Bahr writes in his paper that the new regulation so far hasn't had a chilling effect on medical innovation: "Even though the Federal Joint Committee ruled 27 prescription drugs to have no added benefit, only five of these drugs have left the German market as a result."

In the U.S., the Affordable Care Act created its own process to evaluate drug effectiveness—the Patient-Centered Outcomes Research Institute. It isn't as well-funded as its German counterpart, though, and as a result it has "allocated less than 3 percent of its research funding to studies involving prescription drugs and has not funded a single study of medical devices," Bahr notes.

"The [Institute] is a good idea—but it needs more support," he said.

Bahr is from Germany's pro-business Free Democratic Party, but he said that sometimes American conservatives refer to him as a "Socialist." (This is especially ironic given that Germany actually has a Socialist-like party, and they are the FDP's antithesis.)

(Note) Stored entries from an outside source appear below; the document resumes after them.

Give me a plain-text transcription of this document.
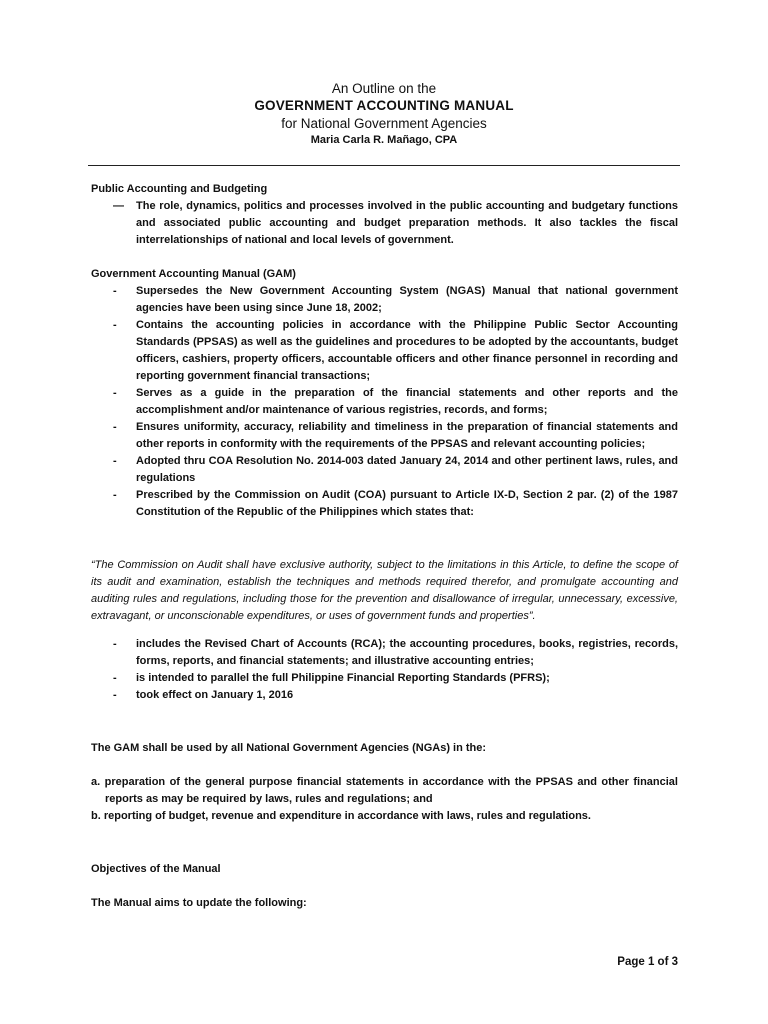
An Outline on the
GOVERNMENT ACCOUNTING MANUAL
for National Government Agencies
Maria Carla R. Mañago, CPA
Public Accounting and Budgeting
— The role, dynamics, politics and processes involved in the public accounting and budgetary functions and associated public accounting and budget preparation methods. It also tackles the fiscal interrelationships of national and local levels of government.
Government Accounting Manual (GAM)
- Supersedes the New Government Accounting System (NGAS) Manual that national government agencies have been using since June 18, 2002;
- Contains the accounting policies in accordance with the Philippine Public Sector Accounting Standards (PPSAS) as well as the guidelines and procedures to be adopted by the accountants, budget officers, cashiers, property officers, accountable officers and other finance personnel in recording and reporting government financial transactions;
- Serves as a guide in the preparation of the financial statements and other reports and the accomplishment and/or maintenance of various registries, records, and forms;
- Ensures uniformity, accuracy, reliability and timeliness in the preparation of financial statements and other reports in conformity with the requirements of the PPSAS and relevant accounting policies;
- Adopted thru COA Resolution No. 2014-003 dated January 24, 2014 and other pertinent laws, rules, and regulations
- Prescribed by the Commission on Audit (COA) pursuant to Article IX-D, Section 2 par. (2) of the 1987 Constitution of the Republic of the Philippines which states that:

“The Commission on Audit shall have exclusive authority, subject to the limitations in this Article, to define the scope of its audit and examination, establish the techniques and methods required therefor, and promulgate accounting and auditing rules and regulations, including those for the prevention and disallowance of irregular, unnecessary, excessive, extravagant, or unconscionable expenditures, or uses of government funds and properties”.

- includes the Revised Chart of Accounts (RCA); the accounting procedures, books, registries, records, forms, reports, and financial statements; and illustrative accounting entries;
- is intended to parallel the full Philippine Financial Reporting Standards (PFRS);
- took effect on January 1, 2016
The GAM shall be used by all National Government Agencies (NGAs) in the:
a. preparation of the general purpose financial statements in accordance with the PPSAS and other financial reports as may be required by laws, rules and regulations; and
b. reporting of budget, revenue and expenditure in accordance with laws, rules and regulations.
Objectives of the Manual
The Manual aims to update the following:
Page 1 of 3
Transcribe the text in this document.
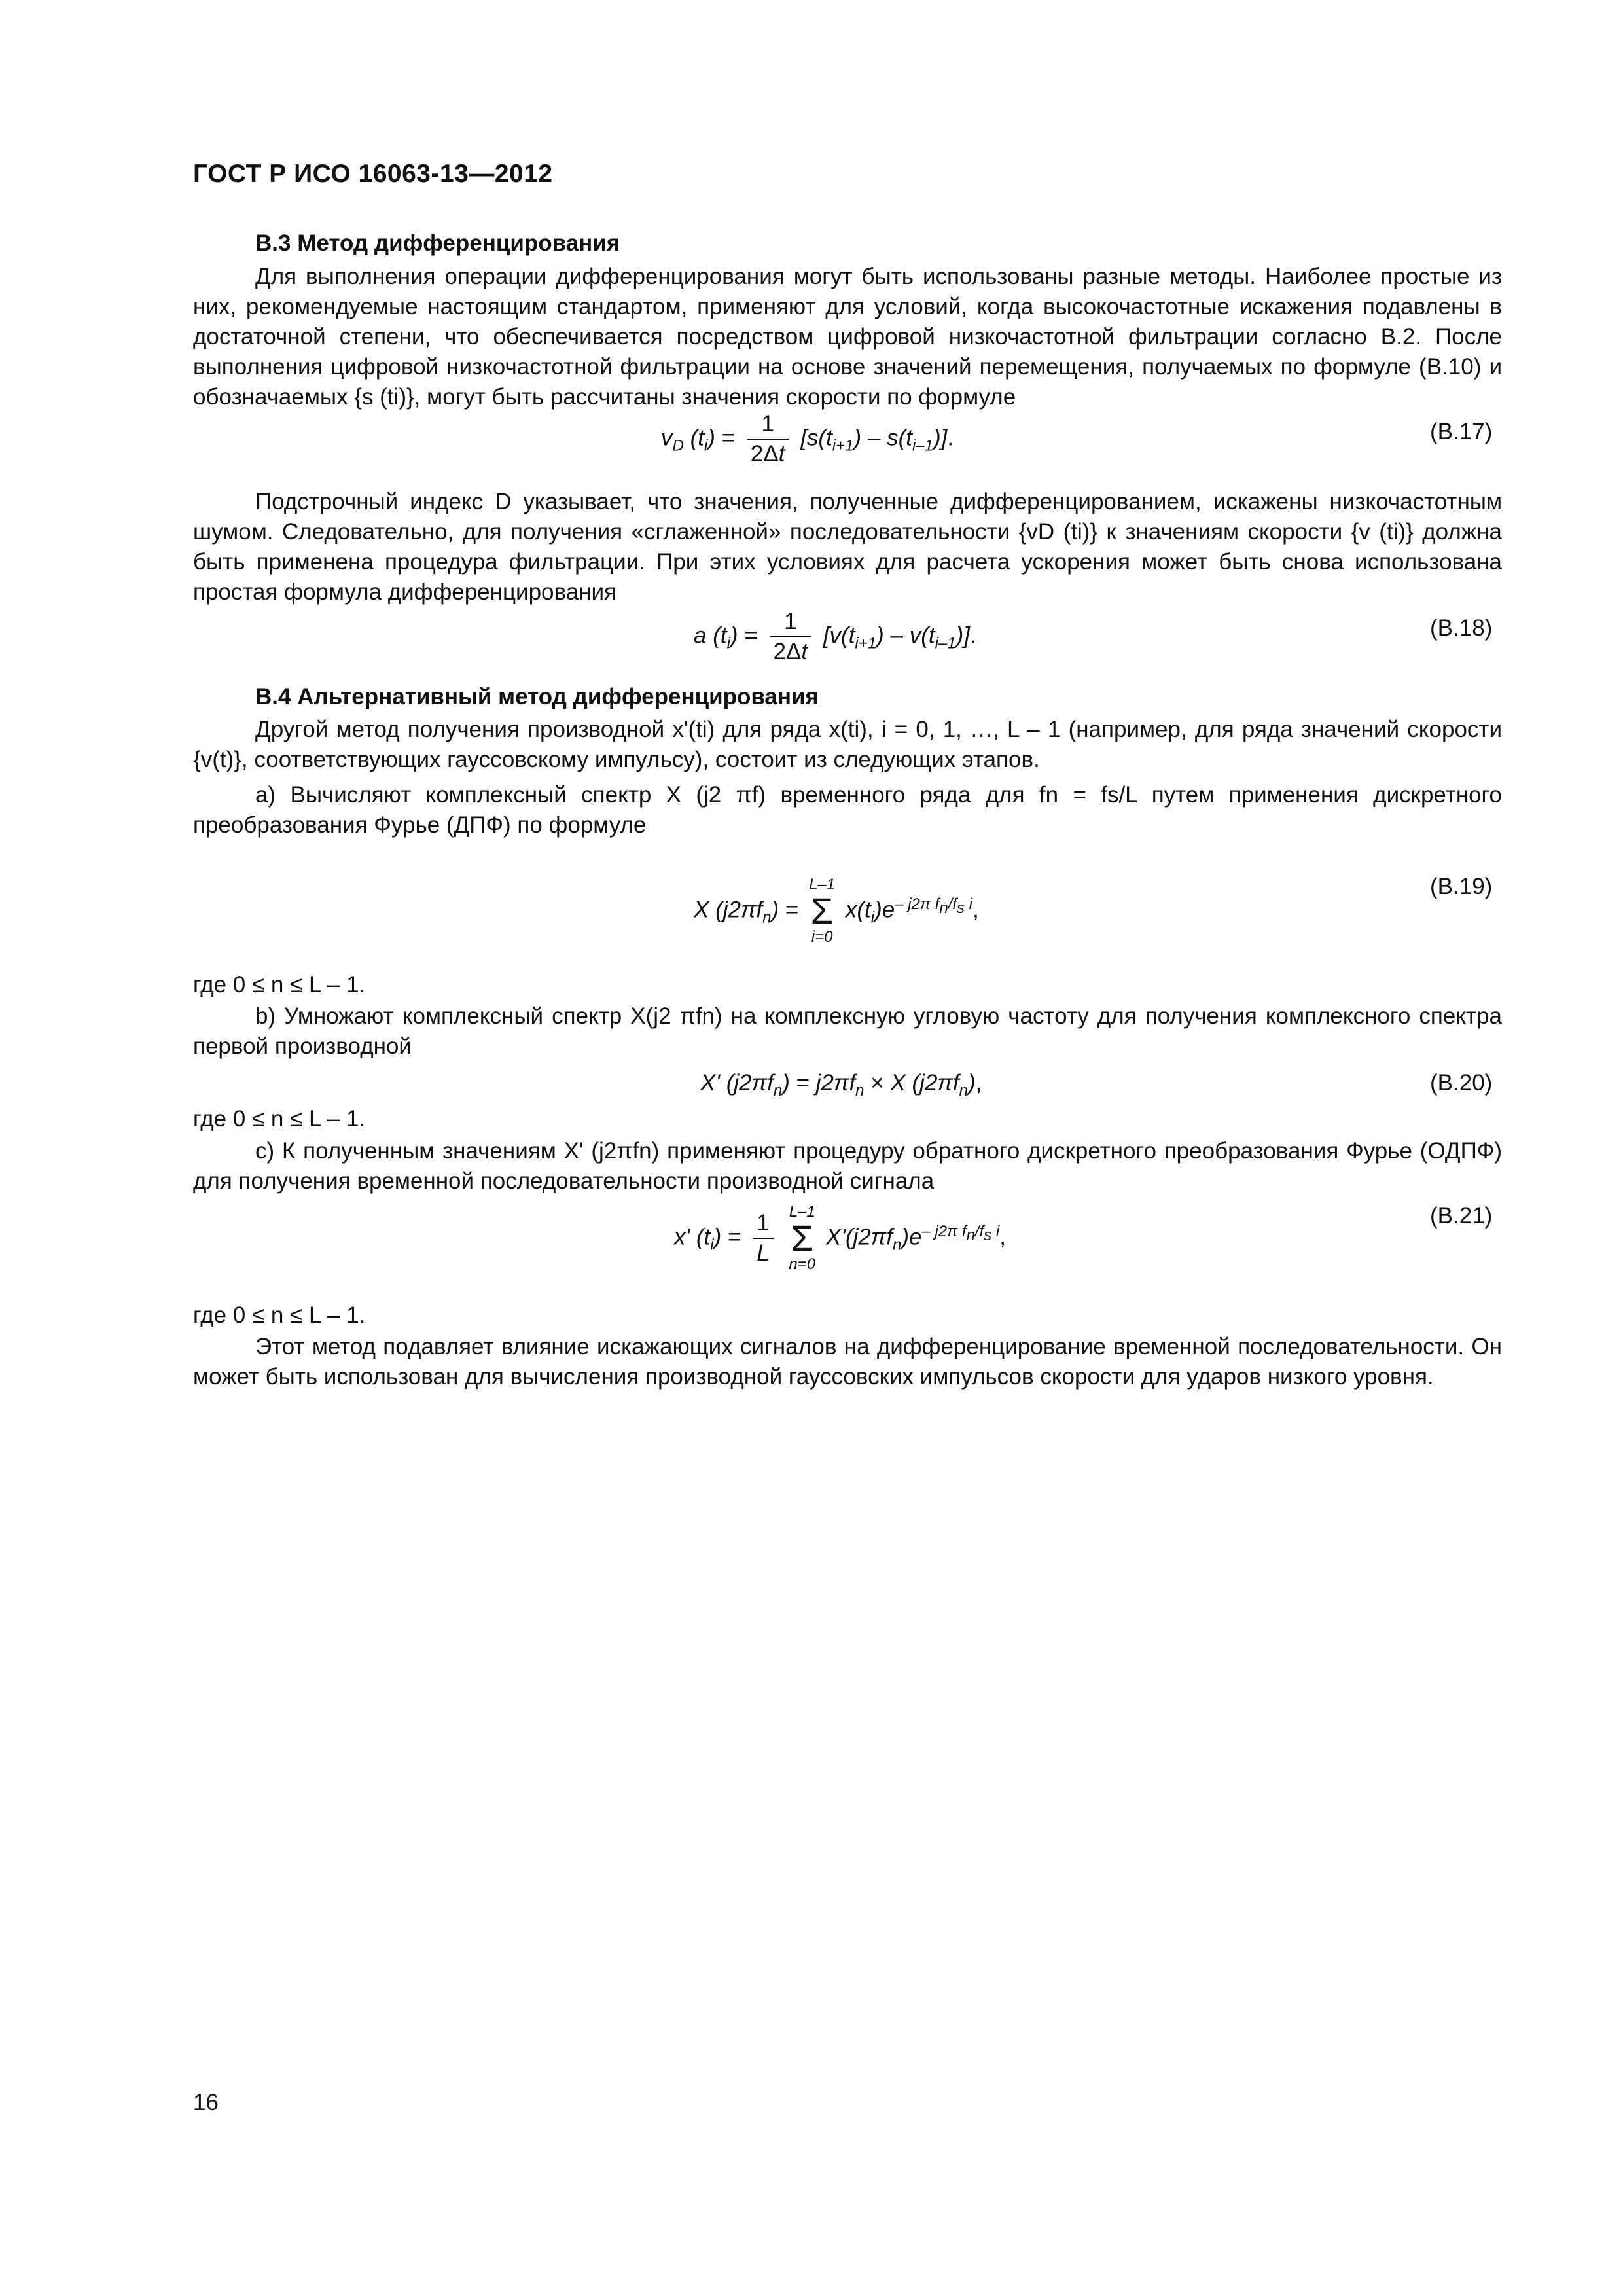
ГОСТ Р ИСО 16063-13—2012
В.3 Метод дифференцирования
Для выполнения операции дифференцирования могут быть использованы разные методы. Наиболее простые из них, рекомендуемые настоящим стандартом, применяют для условий, когда высокочастотные искажения подавлены в достаточной степени, что обеспечивается посредством цифровой низкочастотной фильтрации согласно В.2. После выполнения цифровой низкочастотной фильтрации на основе значений перемещения, получаемых по формуле (В.10) и обозначаемых {s (ti)}, могут быть рассчитаны значения скорости по формуле
$v_D$ $(t_i) = \frac{1}{2\Delta t} [s(t_{i+1}) - s(t_{i-1})]$.	(В.17)
Подстрочный индекс D указывает, что значения, полученные дифференцированием, искажены низкочастотным шумом. Следовательно, для получения «сглаженной» последовательности {vD (ti)} к значениям скорости {v (ti)} должна быть применена процедура фильтрации. При этих условиях для расчета ускорения может быть снова использована простая формула дифференцирования
a $(t_i) = \frac{1}{2\Delta t} [v(t_{i+1}) - v(t_{i-1})]$.	(В.18)
В.4 Альтернативный метод дифференцирования
Другой метод получения производной x'(ti) для ряда x(ti), i = 0, 1, …, L – 1 (например, для ряда значений скорости {v(t)}, соответствующих гауссовскому импульсу), состоит из следующих этапов.
а) Вычисляют комплексный спектр X (j2 πf) временного ряда для fn = fs/L путем применения дискретного преобразования Фурье (ДПФ) по формуле
X $(j2\pi f_n)$ =
L–1
Σ
i=0
$x(t_i)e^{- j2\pi f_n/f_s i}$,
(В.19)
где 0 ≤ n ≤ L – 1.
b) Умножают комплексный спектр X(j2 πfn) на комплексную угловую частоту для получения комплексного спектра первой производной
X' $(j2\pi f_n) = j2\pi f_n \times X$ $(j2\pi f_n)$,	(В.20)
где 0 ≤ n ≤ L – 1.
с) К полученным значениям X' (j2πfn) применяют процедуру обратного дискретного преобразования Фурье (ОДПФ) для получения временной последовательности производной сигнала
x' $(t_i) = \frac{1}{L}$
L–1
Σ
n=0
$X'(j2\pi f_n)e^{- j2\pi f_n/f_s i}$,
(В.21)
где 0 ≤ n ≤ L – 1.
Этот метод подавляет влияние искажающих сигналов на дифференцирование временной последовательности. Он может быть использован для вычисления производной гауссовских импульсов скорости для ударов низкого уровня.
16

But Bahr's approach to pharmaceutical price regulation is market-driven, if you think about it. Why not force drug makers to compete with each other to prove they're providing added bang for patients' buck? Evzio, meet invisible hand.

The American style of drug pricing, meanwhile, is like shopping for clothes with a blindfold on, as Princeton economics professor Uwe Reinhardt put it.

"In a truly competitive market, both the prices and the inherent qualities of the goods or services being traded are known to all parties ahead of any trade," he wrote in the Times' Economix blog. "By contrast, in the American healthcare market, both the price and the quality of health care have been kept studiously hidden from patients."

In that case, it might worth considering some of the free-market solutions invented by our "Socialist" friends in Europe.